Leonard said, “You wouldn't even have to drop your practice here. The trial won't be more than three weeks. You don't seem particularly

… busy.”

“Why are you pushing so hard on this, Lenny?”

The look Leonard gave him could have been part of the landscape, it was that parched.

Seeley said, “This dream you have about the family. Let it go.”

Leonard looked at his watch. It was a relief to Seeley that his brother now wanted their meeting to be over as much as he did.

“I left the envelope in your office. A paralegal at Heilbrun, Hardy put it together. Everything you need is there-witness list, deposition summaries, Chris Palmieri's number. Ed Barnum's number is there so you can work out the details-your fee, whatever you want. My number, in case you've lost it.”

They walked to the short line of taxis on the corner where two sweeping marble slabs made up the city's Vietnam memorial.

“I didn't say I was going to take the case.”

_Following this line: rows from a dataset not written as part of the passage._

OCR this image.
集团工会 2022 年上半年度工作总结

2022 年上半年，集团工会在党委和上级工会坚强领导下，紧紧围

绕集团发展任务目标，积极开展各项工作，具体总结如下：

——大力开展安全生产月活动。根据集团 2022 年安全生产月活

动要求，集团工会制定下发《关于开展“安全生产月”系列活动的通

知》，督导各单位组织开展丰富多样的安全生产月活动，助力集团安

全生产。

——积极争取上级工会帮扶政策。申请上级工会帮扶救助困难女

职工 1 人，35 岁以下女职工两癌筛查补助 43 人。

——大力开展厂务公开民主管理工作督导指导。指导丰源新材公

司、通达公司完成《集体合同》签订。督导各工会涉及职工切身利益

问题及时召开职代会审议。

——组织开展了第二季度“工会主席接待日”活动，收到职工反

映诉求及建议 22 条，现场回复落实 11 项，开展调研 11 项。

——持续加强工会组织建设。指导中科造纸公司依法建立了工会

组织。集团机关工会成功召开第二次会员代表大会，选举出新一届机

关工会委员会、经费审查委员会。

Leonard reached over and touched the lapel of Seeley's jacket. “Do you still have some good suits you can wear to court?”

Seeley's suit was from Brooks Brothers, like all his others, and no different from what he'd worn for years. He said, “I can remember when you were happy to wear the clothes I grew out of.”

Leonard rested a hand on the open taxi door. “Another thing, Mike. When you get to San Francisco, it's Leonard. Not Len or Lenny. Leonard.”

Leonard Sr. would say the same to anyone who used the diminutive. With their father, though, it was a demand, not a request, and the sanction for disobeying was a vicious pummeling. Seeley wished his brother a safe trip home.

At the time it was built in 1896, a grand birthday cake of granite, brick, cast iron, and terra-cotta tile, the Ellicott Square Building was the largest building in the world.